According to the Census Bureau, there were more than 19 million non-Latino whites living below the poverty line in 2011, compared to 11 million African Americans and 13 million Latinos.

The U.S. Department of Agriculture reports that 36.9 percent of food stamp recipients are non-Latino whites, while 22.8 percent are Black and 9.6 percent are Latino(the race of recipients was unknown in 18.4 percent of cases, according to the USDA). Blacks, whites and Latinos each accounted for roughly the same percentage—between 30 and 32 percent—of recipients of the main welfare program, Temporary Assistance for Needy Families.

Despite these facts, poverty in the U.S. is often racialized by political leaders—more often and more brazenly by Republicans, but by Democrats, too. The common stereotype about these government programs is that they benefit an “undeserving” (read: Black) minority, not workers of all races.

Ronald Reagan, for example, explicitly made race a part of his caricature of Cadillac-driving (Black) “welfare queens” and “young bucks” who were taking advantage of hard-working (white) “taxpayers.” During the 2012 Republican primaries, Newt Gingrich recycled the same racist filth when he called Obama the “food stamp president.”

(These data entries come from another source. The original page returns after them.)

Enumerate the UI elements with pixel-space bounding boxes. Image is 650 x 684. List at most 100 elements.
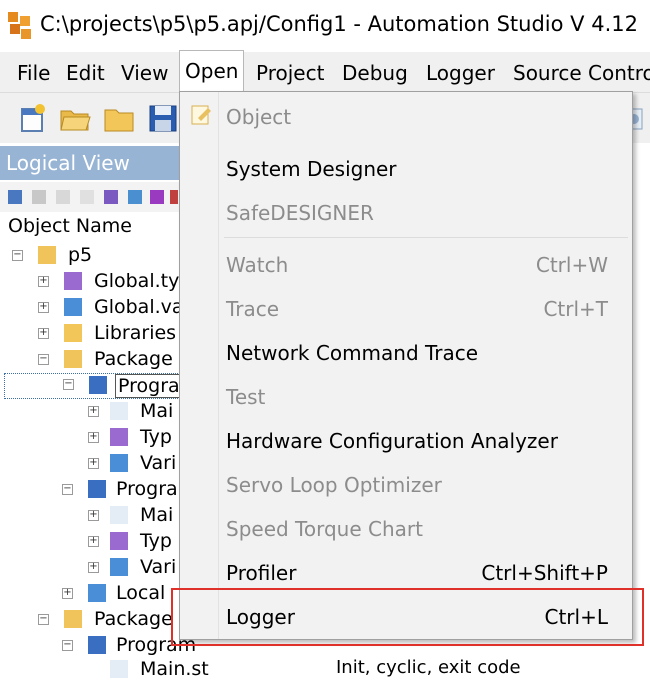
program-icon <box>89 376 107 394</box>
tree-item-package-2[interactable]: − Package <box>38 608 182 634</box>
datatype-icon <box>64 272 82 290</box>
menu-item-test[interactable]: Test <box>226 380 624 414</box>
object-name-column-header[interactable]: Object Name <box>8 215 132 237</box>
tree-item-variables[interactable]: + Vari <box>88 452 182 478</box>
tree-item-types[interactable]: + Typ <box>88 426 182 452</box>
window-title: C:\projects\p5\p5.apj/Config1 - Automati… <box>40 12 638 36</box>
expand-toggle-icon[interactable]: + <box>88 432 99 443</box>
folder-open-icon <box>64 350 82 368</box>
more-tools-icon[interactable] <box>170 190 178 204</box>
menu-item-system-designer[interactable]: System Designer <box>226 152 624 186</box>
tree-item-variables-2[interactable]: + Vari <box>88 556 182 582</box>
expand-toggle-icon[interactable]: + <box>62 588 73 599</box>
title-bar: C:\projects\p5\p5.apj/Config1 - Automati… <box>0 0 650 52</box>
tree-item-label: Local <box>116 582 166 604</box>
menu-item-shortcut: Ctrl+T <box>543 297 608 321</box>
collapse-toggle-icon[interactable]: − <box>63 379 74 390</box>
collapse-toggle-icon[interactable]: − <box>12 250 23 261</box>
folder-icon[interactable] <box>102 101 136 135</box>
menu-item-label: Object <box>226 105 292 129</box>
menu-logger[interactable]: Logger <box>421 58 500 88</box>
datatype-icon <box>110 428 128 446</box>
tree-item-label: Global.va <box>94 296 184 318</box>
variable-icon <box>88 584 106 602</box>
menu-source-control[interactable]: Source Contro <box>508 58 650 88</box>
tree-item-label: Vari <box>140 556 177 578</box>
menu-item-label: System Designer <box>226 157 397 181</box>
header-icon[interactable] <box>80 190 94 204</box>
menu-item-profiler[interactable]: Profiler Ctrl+Shift+P <box>226 556 624 590</box>
tree-item-p5[interactable]: − p5 <box>12 244 182 270</box>
menu-view[interactable]: View <box>116 58 173 88</box>
st-file-icon <box>110 506 128 524</box>
tree-item-libraries[interactable]: + Libraries <box>38 322 182 348</box>
new-project-icon[interactable] <box>16 101 50 135</box>
automation-studio-logo-icon <box>8 12 31 39</box>
expand-toggle-icon[interactable]: + <box>88 562 99 573</box>
menu-open[interactable]: Open <box>179 50 245 92</box>
tree-item-label: Progra <box>115 374 183 398</box>
folder-icon <box>64 324 82 342</box>
expand-toggle-icon[interactable]: + <box>38 328 49 339</box>
menu-item-object[interactable]: Object <box>226 100 624 134</box>
expand-toggle-icon[interactable]: + <box>88 458 99 469</box>
tree-item-label: p5 <box>68 244 93 266</box>
tree-item-program-2[interactable]: − Progra <box>62 478 182 504</box>
menu-item-trace[interactable]: Trace Ctrl+T <box>226 292 624 326</box>
tree-item-package[interactable]: − Package <box>38 348 182 374</box>
menu-item-label: Watch <box>226 253 289 277</box>
tree-item-label: Progra <box>116 478 178 500</box>
variable-icon <box>110 558 128 576</box>
menu-item-speed-torque-chart[interactable]: Speed Torque Chart <box>226 512 624 546</box>
datatype-icon[interactable] <box>104 190 118 204</box>
table-icon[interactable] <box>56 190 70 204</box>
collapse-toggle-icon[interactable]: − <box>62 484 73 495</box>
menu-item-network-command-trace[interactable]: Network Command Trace <box>226 336 624 370</box>
open-folder-icon[interactable] <box>58 101 92 135</box>
menu-edit[interactable]: Edit <box>61 58 110 88</box>
tree-item-label: Mai <box>140 400 174 422</box>
library-icon[interactable] <box>150 190 164 204</box>
logger-highlight-box <box>171 588 644 646</box>
save-icon[interactable] <box>146 101 180 135</box>
menu-item-shortcut: Ctrl+W <box>535 253 608 277</box>
collapse-toggle-icon[interactable]: − <box>38 354 49 365</box>
menu-item-label: SafeDESIGNER <box>226 201 374 225</box>
menu-item-hardware-configuration-analyzer[interactable]: Hardware Configuration Analyzer <box>226 424 624 458</box>
open-menu-dropdown: Object System Designer SafeDESIGNER Watc… <box>179 91 633 640</box>
menu-item-shortcut: Ctrl+Shift+P <box>481 561 608 585</box>
menu-item-servo-loop-optimizer[interactable]: Servo Loop Optimizer <box>226 468 624 502</box>
tree-item-main[interactable]: + Mai <box>88 400 182 426</box>
variable-icon[interactable] <box>128 190 142 204</box>
tree-item-label: Global.ty <box>94 270 180 292</box>
st-file-icon <box>110 660 128 678</box>
expand-toggle-icon[interactable]: + <box>88 536 99 547</box>
tree-item-label: Package <box>94 608 173 630</box>
expand-toggle-icon[interactable]: + <box>88 510 99 521</box>
menu-item-label: Servo Loop Optimizer <box>226 473 442 497</box>
tree-item-local[interactable]: + Local <box>62 582 182 608</box>
tree-item-main-2[interactable]: + Mai <box>88 504 182 530</box>
menu-project[interactable]: Project <box>251 58 329 88</box>
collapse-toggle-icon[interactable]: − <box>62 640 73 651</box>
tree-item-global-vars[interactable]: + Global.va <box>38 296 184 322</box>
collapse-toggle-icon[interactable]: − <box>38 614 49 625</box>
variable-icon <box>110 454 128 472</box>
menu-file[interactable]: File <box>12 58 55 88</box>
menu-item-safedesigner[interactable]: SafeDESIGNER <box>226 196 624 230</box>
tree-item-program-selected[interactable]: − Progra <box>4 373 184 399</box>
logical-view-toolbar <box>0 182 182 212</box>
expand-toggle-icon[interactable]: + <box>38 302 49 313</box>
menu-debug[interactable]: Debug <box>337 58 413 88</box>
tree-item-main-st[interactable]: Main.st <box>88 658 288 684</box>
logical-view-title: Logical View <box>0 146 182 180</box>
tree-item-types-2[interactable]: + Typ <box>88 530 182 556</box>
menu-item-watch[interactable]: Watch Ctrl+W <box>226 248 624 282</box>
cube-icon[interactable] <box>8 190 22 204</box>
tree-item-label: Vari <box>140 452 177 474</box>
expand-toggle-icon[interactable]: + <box>88 406 99 417</box>
expand-toggle-icon[interactable]: + <box>38 276 49 287</box>
program-icon <box>88 636 106 654</box>
tree-item-global-types[interactable]: + Global.ty <box>38 270 182 296</box>
list-icon[interactable] <box>32 190 46 204</box>
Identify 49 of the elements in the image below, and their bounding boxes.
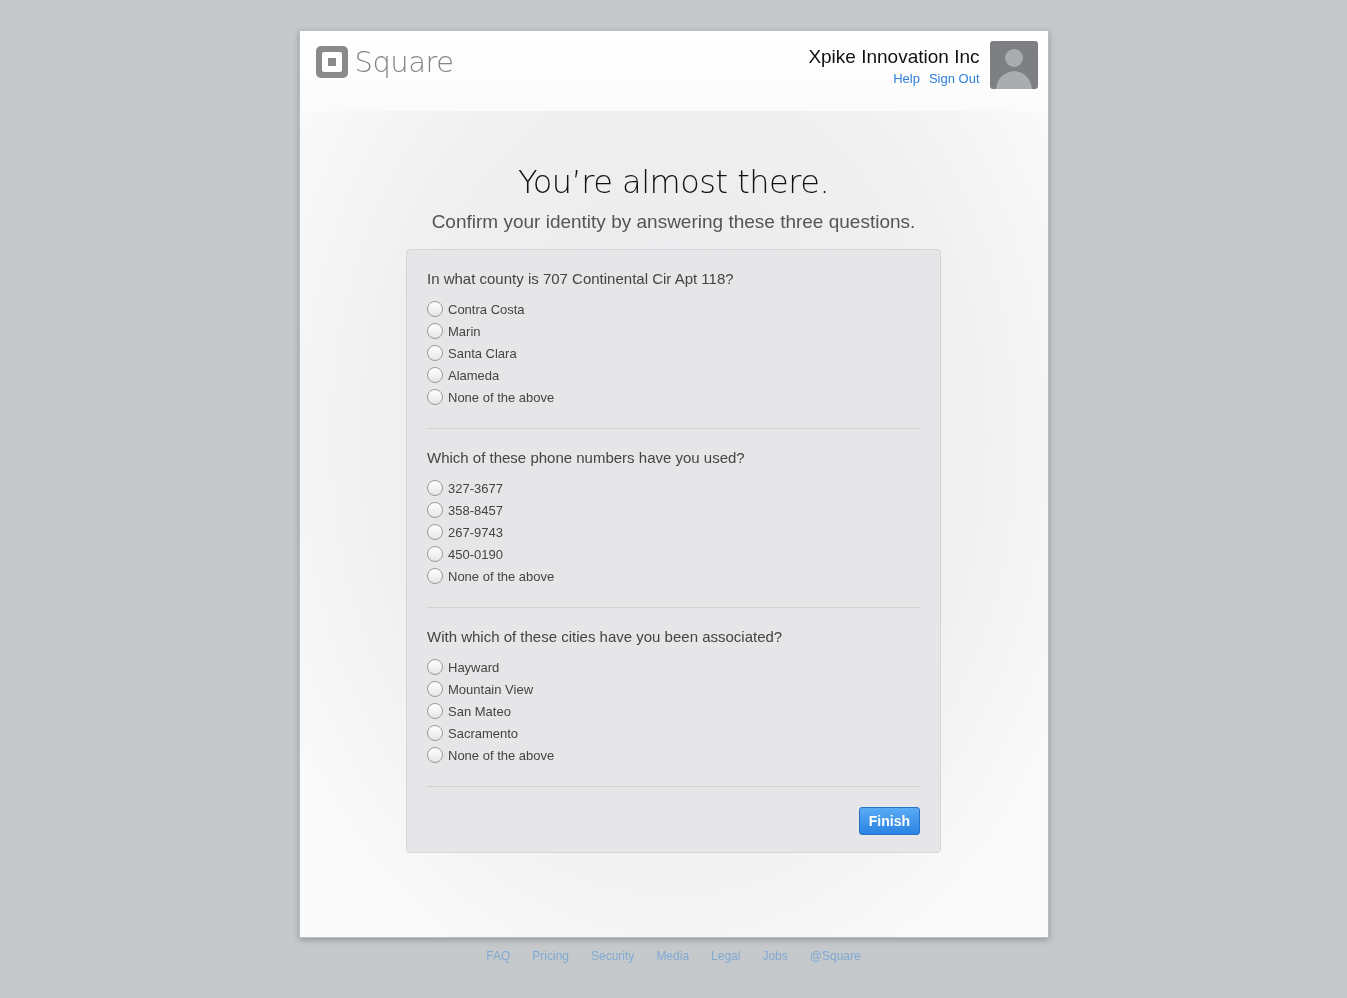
header-link[interactable]: Sign Out <box>928 71 980 86</box>
option-label: San Mateo <box>448 703 511 719</box>
radio-button[interactable] <box>427 301 443 317</box>
footer-link[interactable]: Security <box>591 949 635 963</box>
finish-button[interactable]: Finish <box>858 807 920 835</box>
option-label: 267-9743 <box>448 524 503 540</box>
option-label: None of the above <box>448 747 555 763</box>
option-label: Marin <box>448 323 481 339</box>
radio-button[interactable] <box>427 747 443 763</box>
brand-name: Square <box>354 45 454 79</box>
option-label: 450-0190 <box>448 546 503 562</box>
square-logo-icon <box>315 46 348 78</box>
option-label: None of the above <box>448 568 555 584</box>
option-label: Santa Clara <box>448 345 517 361</box>
question-text: With which of these cities have you been associated? <box>427 628 784 645</box>
option-label: 358-8457 <box>448 502 503 518</box>
footer-link[interactable]: FAQ <box>486 949 511 963</box>
option-label: Alameda <box>448 367 500 383</box>
radio-button[interactable] <box>427 345 443 361</box>
option-label: Contra Costa <box>448 301 525 317</box>
footer-link[interactable]: Jobs <box>762 949 788 963</box>
question-text: In what county is 707 Continental Cir Apt 118? <box>427 270 735 287</box>
radio-button[interactable] <box>427 703 443 719</box>
radio-button[interactable] <box>427 367 443 383</box>
radio-button[interactable] <box>427 681 443 697</box>
radio-button[interactable] <box>427 323 443 339</box>
question-text: Which of these phone numbers have you used? <box>427 449 746 466</box>
footer-link[interactable]: Media <box>656 949 690 963</box>
account-name: Xpike Innovation Inc <box>808 46 980 68</box>
header-link[interactable]: Help <box>893 71 920 86</box>
radio-button[interactable] <box>427 389 443 405</box>
radio-button[interactable] <box>427 480 443 496</box>
radio-button[interactable] <box>427 568 443 584</box>
footer-link[interactable]: Legal <box>711 949 741 963</box>
radio-button[interactable] <box>427 725 443 741</box>
option-label: Hayward <box>448 659 500 675</box>
radio-button[interactable] <box>427 659 443 675</box>
radio-button[interactable] <box>427 546 443 562</box>
option-label: 327-3677 <box>448 480 503 496</box>
radio-button[interactable] <box>427 502 443 518</box>
avatar-icon <box>989 41 1038 89</box>
option-label: None of the above <box>448 389 555 405</box>
page-subheading: Confirm your identity by answering these three questions. <box>430 211 917 233</box>
footer-link[interactable]: Pricing <box>532 949 569 963</box>
footer-link[interactable]: @Square <box>809 949 861 963</box>
page-heading: You’re almost there. <box>516 163 831 201</box>
option-label: Sacramento <box>448 725 519 741</box>
radio-button[interactable] <box>427 524 443 540</box>
option-label: Mountain View <box>448 681 534 697</box>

But Democrats have latched on to the same stereotypes when they were the ones wielding the budget act. It was a Democrat, Bill Clinton, who promised to “end welfare as we have come to know it”—and carried through his campaign pledge when he signed the “Personal Responsibility and Work Opportunity Act.” Likewise, Hillary Clinton, in her losing bid for the 2008 Democratic presidential nomination, was playing the same racist game when she claimed she was better positioned than Barack Obama to win the support of “hard-working Americans, white Americans.”

The facts, however, undermine these commonly used stereotypes. As the AP pointed out, “For the first time since 1975, the number of white single-mother households living in poverty with children surpassed or equaled Black ones in the past decade, spurred by job losses and faster rates of out-of-wedlock births among whites.”

The fact that widespread poverty and insecurity crosses racial lines on the one hand, but that racist stereotypes are used to justify attacks on social programs that benefit the majority on the other, means that struggles for economic and racial justice must be intertwined in order for either one to be successful. Those who seek to defend and extend unemployment insurance, welfare, food stamps and other benefits that help working people must challenge the racism used to undermine them—while those who seek racial justice must also struggle for economic justice.

On this 50th anniversary of the 1963 March on Washington, it is important to remember that the civil rights demonstrators were demanding jobs and freedom. The calls for racial and economic justice were linked, as they were again in the Poor Peoples’ Campaign that Martin Luther King Jr. would help launch a few years later. Speaking of the campaign, King called it “a new co-operation, understanding, and a determination by poor people of all colors and backgrounds to assert and win their right to a decent life and respect for their culture and dignity.”

That struggle for the right to a decent life is still with us today.